Her specific point of admonishment is that I be more patient with the offensive "Christians" and not expect a mere logical presentation to change their minds. As I just said in the paragraph before last, I have no illusions about my capacity to change any true-believer's mind. Moreover, I also explained how patience doesn't help—especially when the outcry in the audience prevents you from being heard at all. Nice ideas! Too bad they don't work. In my experience, we are not dealing with rational people. So standard civil tactics are useless. As I said, I am trying another way. It does take all kinds. I'll play the "bad cop" for a while, and let others burn out their patience playing the "good cop."
I'm also supposed to put myself "in those people's shoes." Easier said than done. One on one, I could deal with them. What is called for is to shift to a psychotherapeutic mode. But you can't do psychotherapy with a disorderly crowd. Any other ideas?
Maybe I'm just in a particular place where I get information that others don't have. I'm not referring to my research. It would be nice, of course, if it at least got some respect and I were treated as if I might actually know something about the Bible. But the research material is there in the literature for anyone who wants to look it up as I did. I did not create the information; I merely popularized it.

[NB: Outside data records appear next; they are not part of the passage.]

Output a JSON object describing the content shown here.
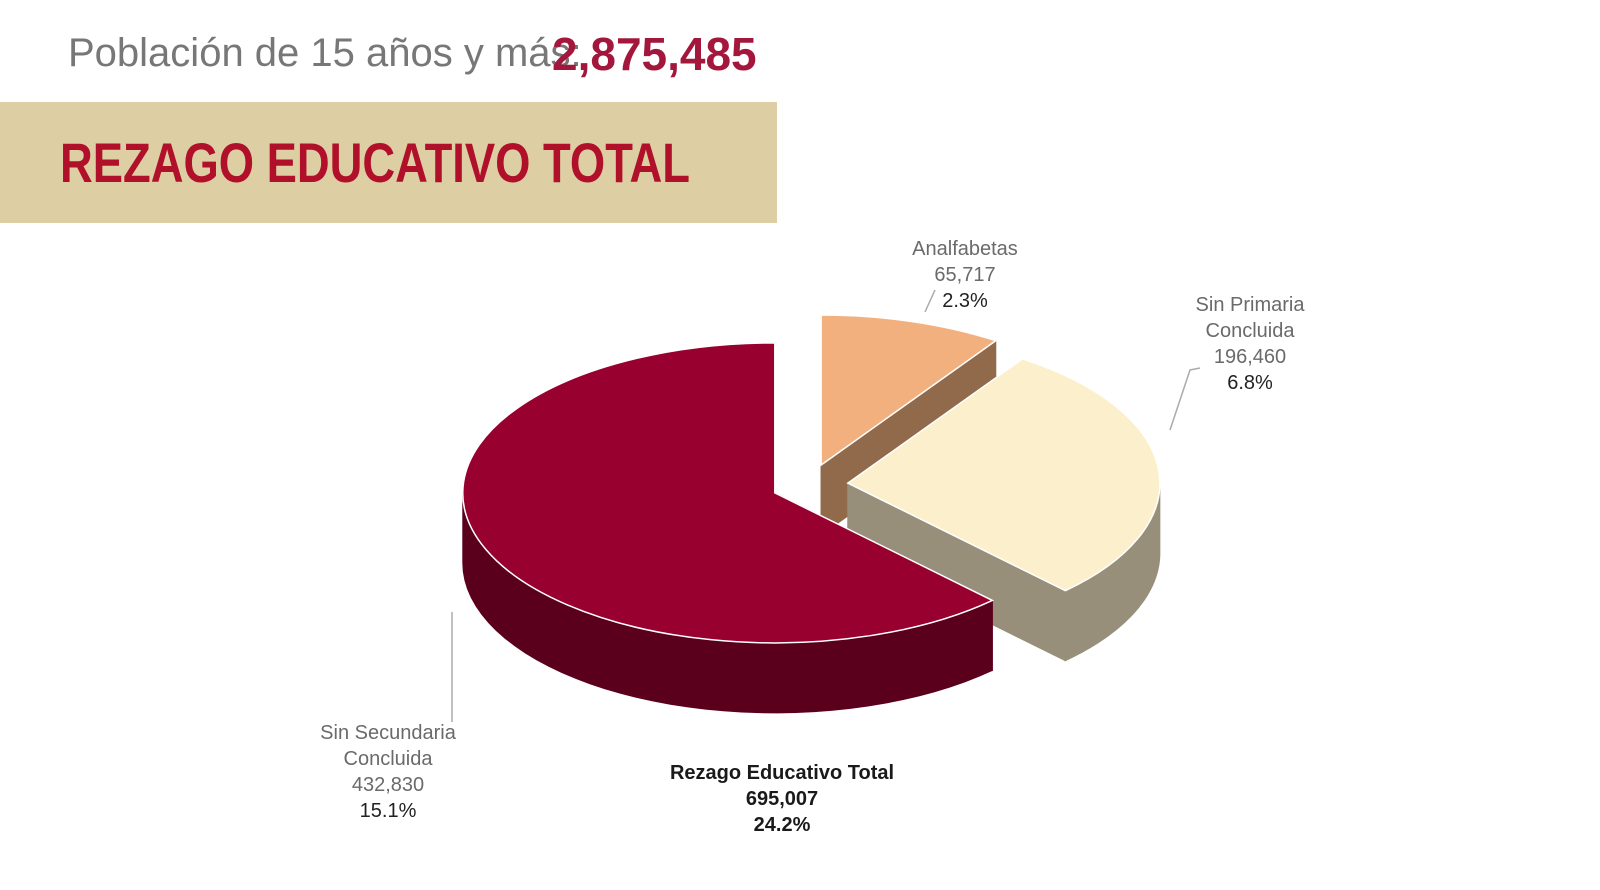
{
  "header": {
    "label": "Población de 15 años y más:",
    "value": "2,875,485"
  },
  "banner": {
    "title": "REZAGO EDUCATIVO TOTAL"
  },
  "chart_data": {
    "type": "pie",
    "categories": [
      "Analfabetas",
      "Sin Primaria Concluida",
      "Sin Secundaria Concluida"
    ],
    "values": [
      65717,
      196460,
      432830
    ],
    "value_labels": [
      "65,717",
      "196,460",
      "432,830"
    ],
    "percent_labels": [
      "2.3%",
      "6.8%",
      "15.1%"
    ],
    "colors": [
      "#f2b07f",
      "#fbefcc",
      "#97002f"
    ],
    "total": {
      "label": "Rezago Educativo Total",
      "value": "695,007",
      "percent": "24.2%"
    }
  }
}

At this point, rather, I am referring to the horror stories that keep coming across my email and greeting me in church gatherings or pulling me aside in quiet moments when I'm on a lecture tour. I will conclude with an email that I received just yesterday when I began work on this response. (Anybody want to see the work of the Holy Spirit in this coincidence? It supports my side of the argument.) I was going to edit the email to conceal the identity, but the woman in question says she has nothing to conceal: the "Christians" publicly aired the details of her every personal secret. When one hears this same kind of story again and again, tell me there's not something wrong with that kind of religion (just as, I will admit, there's something wrong with Vatican teaching and policy about sexuality, and it does relate to the abuse scandal). And if you must insist that you are not a Bible-believer of this kind, at least admit that these horrors are part of your religion and start doing something about them instead of trying to kill the messenger.
Thank you for your consideration of these thoughts. I hope they bring more light and compassion to our campus, city, nation, and world.